The Rivan Codex
- Author: David and Leigh Eddings
- Language: English
- Series: The Belgariad/The Malloreon
- Genre: Fantasy fiction
- Publisher: Del Rey Books
- Publication date: 1998
- Publication place: United States
- Media type: Print (Hardback & Paperback)
- Pages: 480 pp (paperback)
- ISBN: 0-345-43586-9
- OCLC: 42880052

= The Rivan Codex =

The Rivan Codex is a collection of background material to the Belgariad and Malloreon fantasy saga by David and Leigh Eddings. It consists of two bodies of material used in writing the novels, one for each series, with three informal essays by David Eddings. Belgarath the Sorcerer and Polgara the Sorceress do not have dedicated sections, but are referred to in the Eddingses' discussions, and drew on the material of the first ten books. In particular, one text presented in the background to the Belgariad forms the basis for the first chapter of Belgarath the Sorcerer.

The Rivan Codex also contains the holy writings of the various religions in the world and the economic diversities of the different countries. It starts off with a creation story where each god takes a people and then goes into their specific money, religion, economy method, trade relations, weights/measures, etc.

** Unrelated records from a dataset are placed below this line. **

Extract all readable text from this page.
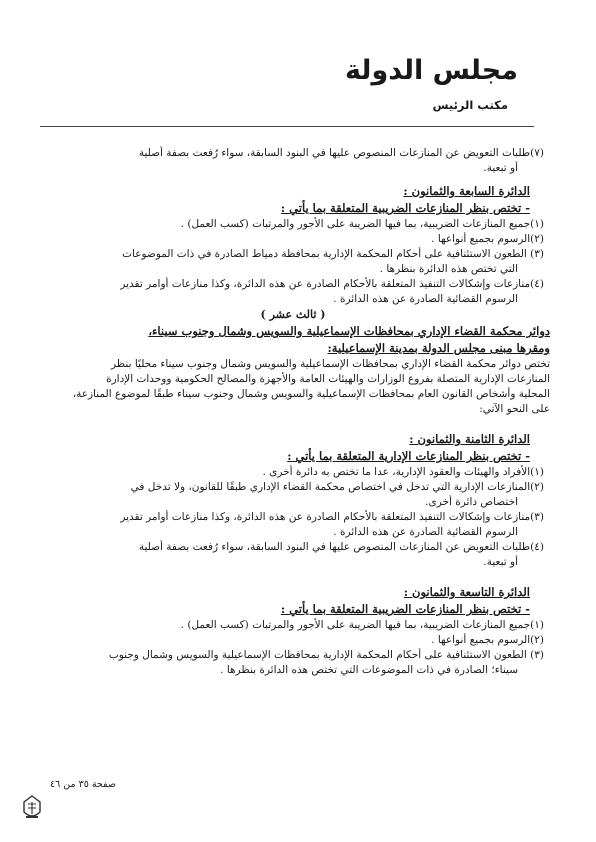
مجلس الدولة
مكتب الرئيس
(٧)طلبات التعويض عن المنازعات المنصوص عليها في البنود السابقة، سواء رُفعت بصفة أصلية
أو تبعية.
الدائرة السابعة والثمانون :
- تختص بنظر المنازعات الضريبية المتعلقة بما يأتي :
(١)جميع المنازعات الضريبية، بما فيها الضريبة على الأجور والمرتبات (كسب العمل) .
(٢)الرسوم بجميع أنواعها .
(٣) الطعون الاستئنافية على أحكام المحكمة الإدارية بمحافظة دمياط الصادرة في ذات الموضوعات
التي تختص هذه الدائرة بنظرها .
(٤)منازعات وإشكالات التنفيذ المتعلقة بالأحكام الصادرة عن هذه الدائرة، وكذا منازعات أوامر تقدير
الرسوم القضائية الصادرة عن هذه الدائرة .
( ثالث عشر )
دوائر محكمة القضاء الإداري بمحافظات الإسماعيلية والسويس وشمال وجنوب سيناء،
ومقرها مبنى مجلس الدولة بمدينة الإسماعيلية:
تختص دوائر محكمة القضاء الإداري بمحافظات الإسماعيلية والسويس وشمال وجنوب سيناء محليًا بنظر
المنازعات الإدارية المتصلة بفروع الوزارات والهيئات العامة والأجهزة والمصالح الحكومية ووحدات الإدارة
المحلية وأشخاص القانون العام بمحافظات الإسماعيلية والسويس وشمال وجنوب سيناء طبقًا لموضوع المنازعة،
على النحو الآتي:
الدائرة الثامنة والثمانون :
- تختص بنظر المنازعات الإدارية المتعلقة بما يأتي :
(١)الأفراد والهيئات والعقود الإدارية، عدا ما تختص به دائرة أخرى .
(٢)المنازعات الإدارية التي تدخل في اختصاص محكمة القضاء الإداري طبقًا للقانون، ولا تدخل في
اختصاص دائرة أخرى.
(٣)منازعات وإشكالات التنفيذ المتعلقة بالأحكام الصادرة عن هذه الدائرة، وكذا منازعات أوامر تقدير
الرسوم القضائية الصادرة عن هذه الدائرة .
(٤)طلبات التعويض عن المنازعات المنصوص عليها في البنود السابقة، سواء رُفعت بصفة أصلية
أو تبعية.
الدائرة التاسعة والثمانون :
- تختص بنظر المنازعات الضريبية المتعلقة بما يأتي :
(١)جميع المنازعات الضريبية، بما فيها الضريبة على الأجور والمرتبات (كسب العمل) .
(٢)الرسوم بجميع أنواعها .
(٣) الطعون الاستئنافية على أحكام المحكمة الإدارية بمحافظات الإسماعيلية والسويس وشمال وجنوب
سيناء؛ الصادرة في ذات الموضوعات التي تختص هذه الدائرة بنظرها .
صفحة ٣٥ من ٤٦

One of the essays also lists the following formula for epic fantasy:
1. The Underlying Theology (Polytheistic/Monotheistic/Buddhist/Other)
2. The Quest (object of the hero's existence, reason for the group)
3. The Magic Talisman (Holy Grail/One Ring/Magic Sword/Jewel)
4. The Hero: Galahad the Pure, Gawain the Brave, Percival the Dumb (Naive), or Lancelot the Heavyweight Champion of the World.
5. The Resident Wizard (Gandalf, Merlin, Belgarath)
6. The Heroine (Ce'Nedra)
7. The Villain, usually with some diabolical agenda (Torak)
8. The Companions (generally a multicultural crew who can protect the hero until he defeats the villain)
9. The Romantic Interests for 8.(NB: both 8&9 must be well-rounded groups, with individualized personalities and flaws)
10. The kings, queens, emperors, generals, courtiers, and such, who make up the governments of the world.